WCAG 2.1 and the current state of web accessibility in libraries

Spina, C. (2019). Weave, 2(2). https://quod.lib.umich.edu/w/weave/12535642.0002.202?view=text;rgn=main

Many Web designers are familiar with the Web Content Accessibility Guidelines, which were updated in 2018 (WCAG 2.1). WCAG 2.1 guidelines are not required, not even under the Americans with Disabilities Act (ADA). This article focuses on how libraries can meet the needs of all users, but it encourages all designers to move toward more complete considerations of users with disabilities. “Ensuring the accessibility of web content is key to ensuring that users with disabilities have equal access to online information and services. However, . . . accessibility problems persist across the web, including in the online content created and shared by libraries. This article examines the new success criteria in the recently released WCAG 2.1, considers the opportunity they present for libraries to improve the user experience for users with a broad range of disabilities, and proposes steps to improve compliance with WCAG and online accessibility more broadly.” Of particular use for all Web developers is the author’s advice to “involve individuals with disabilities” and “who regularly use assistive technologies” in user experience testing.

Diana Fox Bentele

Writing

Recreating the scene: An investigation of police report writing

Yu, H., & Monas, N. (2019).
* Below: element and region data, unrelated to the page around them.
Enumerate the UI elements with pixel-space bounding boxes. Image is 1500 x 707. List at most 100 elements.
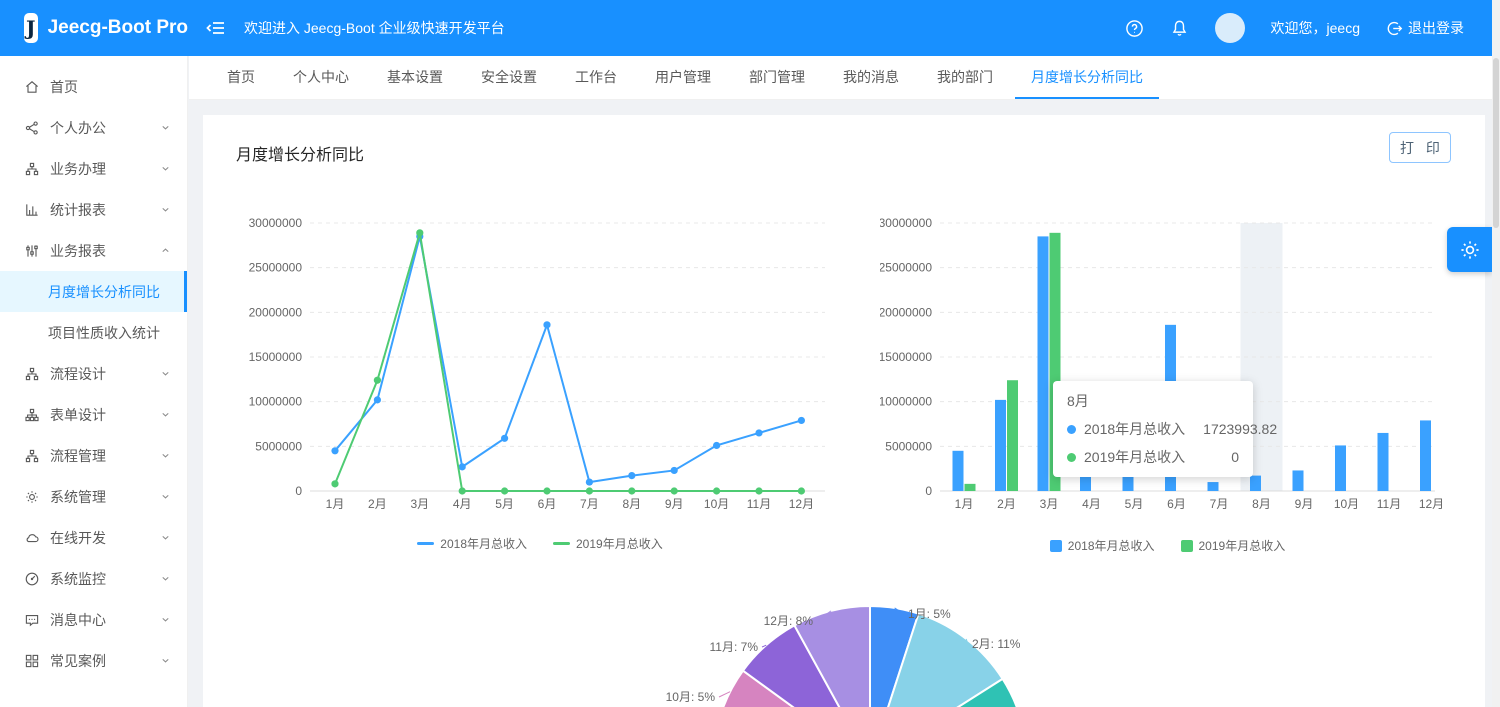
tooltip-row: 2018年月总收入 1723993.82 bbox=[1067, 419, 1277, 439]
legend-item[interactable]: 2019年月总收入 bbox=[1180, 537, 1285, 554]
bar-chart[interactable]: 0 5000000 10000000 15000000 20000000 25000000… bbox=[880, 210, 1455, 530]
gear-icon bbox=[1459, 239, 1481, 261]
pie-label: 12月: 8% bbox=[764, 614, 814, 628]
business-handling-icon bbox=[24, 161, 40, 177]
logout-icon bbox=[1386, 20, 1403, 37]
sidebar-item-label: 在线开发 bbox=[50, 529, 106, 546]
chevron-down-icon bbox=[160, 450, 171, 461]
line-chart[interactable]: 0 5000000 10000000 15000000 20000000 25000000… bbox=[240, 210, 840, 530]
svg-text:6月: 6月 bbox=[1167, 497, 1186, 511]
svg-text:10月: 10月 bbox=[1334, 497, 1359, 511]
pie-label: 1月: 5% bbox=[908, 607, 951, 621]
svg-text:7月: 7月 bbox=[580, 497, 599, 511]
tab-user-management[interactable]: 用户管理 bbox=[655, 68, 711, 85]
sidebar-item-label: 项目性质收入统计 bbox=[48, 324, 160, 341]
svg-text:12月: 12月 bbox=[1419, 497, 1444, 511]
svg-text:5月: 5月 bbox=[1125, 497, 1144, 511]
chevron-down-icon bbox=[160, 409, 171, 420]
tab-workbench[interactable]: 工作台 bbox=[575, 68, 617, 85]
svg-text:4月: 4月 bbox=[453, 497, 472, 511]
chevron-down-icon bbox=[160, 614, 171, 625]
tab-basic-settings[interactable]: 基本设置 bbox=[387, 68, 443, 85]
svg-text:1月: 1月 bbox=[955, 497, 974, 511]
pie-label: 10月: 5% bbox=[666, 690, 716, 704]
tab-dept-management[interactable]: 部门管理 bbox=[749, 68, 805, 85]
sidebar-item-online-dev[interactable]: 在线开发 bbox=[0, 517, 187, 558]
app-logo[interactable]: J Jeecg-Boot Pro bbox=[0, 13, 188, 43]
tab-monthly-growth-analysis[interactable]: 月度增长分析同比 bbox=[1015, 56, 1159, 99]
tab-personal-center[interactable]: 个人中心 bbox=[293, 68, 349, 85]
header-bar: J Jeecg-Boot Pro 欢迎进入 Jeecg-Boot 企业级快速开发… bbox=[0, 0, 1500, 56]
svg-text:2月: 2月 bbox=[997, 497, 1016, 511]
sidebar-item-system-management[interactable]: 系统管理 bbox=[0, 476, 187, 517]
sidebar: 首页个人办公业务办理统计报表业务报表月度增长分析同比 项目性质收入统计流程设计表单… bbox=[0, 56, 188, 707]
chart-tooltip: 8月 2018年月总收入 1723993.82 2019年月总收入 0 bbox=[1053, 381, 1277, 477]
sidebar-item-system-monitor[interactable]: 系统监控 bbox=[0, 558, 187, 599]
svg-text:10000000: 10000000 bbox=[880, 395, 932, 409]
legend-marker bbox=[553, 542, 570, 545]
chevron-down-icon bbox=[160, 204, 171, 215]
sidebar-item-stats-report[interactable]: 统计报表 bbox=[0, 189, 187, 230]
legend-item[interactable]: 2018年月总收入 bbox=[1049, 537, 1155, 554]
legend-item[interactable]: 2018年月总收入 bbox=[417, 535, 527, 552]
welcome-banner: 欢迎进入 Jeecg-Boot 企业级快速开发平台 bbox=[244, 20, 505, 36]
svg-text:12月: 12月 bbox=[789, 497, 814, 511]
tab-my-messages[interactable]: 我的消息 bbox=[843, 68, 899, 85]
sidebar-item-business-report[interactable]: 业务报表 bbox=[0, 230, 187, 271]
user-avatar[interactable] bbox=[1214, 13, 1245, 43]
sidebar-item-process-design[interactable]: 流程设计 bbox=[0, 353, 187, 394]
svg-text:20000000: 20000000 bbox=[249, 305, 303, 319]
sidebar-item-monthly-growth-analysis[interactable]: 月度增长分析同比 bbox=[0, 271, 187, 312]
svg-text:15000000: 15000000 bbox=[249, 350, 303, 364]
menu-fold-icon[interactable] bbox=[206, 18, 226, 38]
sidebar-item-label: 系统管理 bbox=[50, 488, 106, 505]
legend-marker bbox=[1049, 539, 1062, 552]
form-design-icon bbox=[24, 407, 40, 423]
logout-button[interactable]: 退出登录 bbox=[1386, 18, 1464, 38]
svg-text:4月: 4月 bbox=[1082, 497, 1101, 511]
svg-text:3月: 3月 bbox=[410, 497, 429, 511]
sidebar-item-form-design[interactable]: 表单设计 bbox=[0, 394, 187, 435]
tab-my-department[interactable]: 我的部门 bbox=[937, 68, 993, 85]
settings-drawer-button[interactable] bbox=[1447, 227, 1492, 272]
sidebar-item-common-cases[interactable]: 常见案例 bbox=[0, 640, 187, 681]
tab-home[interactable]: 首页 bbox=[227, 68, 255, 85]
personal-office-icon bbox=[24, 120, 40, 136]
tab-bar: 首页 个人中心 基本设置 安全设置 工作台 用户管理 部门管理 我的消息 我的部门 月度增长分析同… bbox=[189, 56, 1492, 100]
legend-item[interactable]: 2019年月总收入 bbox=[553, 535, 663, 552]
page-scrollbar[interactable] bbox=[1492, 0, 1500, 707]
svg-text:2月: 2月 bbox=[368, 497, 387, 511]
system-management-icon bbox=[24, 489, 40, 505]
series-dot bbox=[1067, 424, 1076, 434]
sidebar-item-business-handling[interactable]: 业务办理 bbox=[0, 148, 187, 189]
print-button[interactable]: 打 印 bbox=[1389, 132, 1451, 163]
sidebar-item-label: 统计报表 bbox=[50, 201, 106, 218]
notification-bell-icon[interactable] bbox=[1170, 19, 1189, 38]
sidebar-item-label: 月度增长分析同比 bbox=[48, 283, 160, 300]
pie-slice-3月 bbox=[956, 677, 1018, 707]
chevron-down-icon bbox=[160, 655, 171, 666]
svg-text:5000000: 5000000 bbox=[255, 439, 302, 453]
tab-security-settings[interactable]: 安全设置 bbox=[481, 68, 537, 85]
sidebar-item-label: 表单设计 bbox=[50, 406, 106, 423]
pie-label: 2月: 11% bbox=[972, 637, 1021, 651]
content-card: 月度增长分析同比 打 印 0 5000000 10000000 15000000 200… bbox=[203, 115, 1485, 707]
sidebar-item-project-income-stats[interactable]: 项目性质收入统计 bbox=[0, 312, 187, 353]
sidebar-item-home[interactable]: 首页 bbox=[0, 66, 187, 107]
svg-text:30000000: 30000000 bbox=[249, 216, 303, 230]
sidebar-item-label: 业务办理 bbox=[50, 160, 106, 177]
chevron-down-icon bbox=[160, 491, 171, 502]
svg-text:20000000: 20000000 bbox=[880, 305, 932, 319]
chevron-down-icon bbox=[160, 163, 171, 174]
sidebar-item-label: 首页 bbox=[50, 78, 78, 95]
sidebar-item-message-center[interactable]: 消息中心 bbox=[0, 599, 187, 640]
svg-text:25000000: 25000000 bbox=[249, 261, 303, 275]
sidebar-item-process-management[interactable]: 流程管理 bbox=[0, 435, 187, 476]
help-icon[interactable] bbox=[1125, 19, 1144, 38]
pie-chart[interactable]: 1月: 5% 2月: 11% 10月: 5% 11月: 7% 12月: 8% bbox=[620, 600, 1120, 707]
scrollbar-thumb[interactable] bbox=[1493, 58, 1499, 228]
svg-text:30000000: 30000000 bbox=[880, 216, 932, 230]
svg-text:5000000: 5000000 bbox=[885, 439, 932, 453]
common-cases-icon bbox=[24, 653, 40, 669]
sidebar-item-personal-office[interactable]: 个人办公 bbox=[0, 107, 187, 148]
Journal of Technical Writing and Communication, 50(1), 35–55. https://doi.org/10.1177/0047281618812441

“Police officers do a significant amount of high-stake writing in police reports, but report writing is given little attention in policy academies, and prevailing guidelines treat the task as a mechanical process of recording facts. As a result, officers are ill-prepared for this essential and inherently complex task. In this study, [the authors] interviewed officers to study what makes for a good police report. [The] findings reveal that police reports are goal-directed genre actions. This understanding peers through the positivist emphasis on factual details to emphasize the social function of police reports in the criminal justice system.”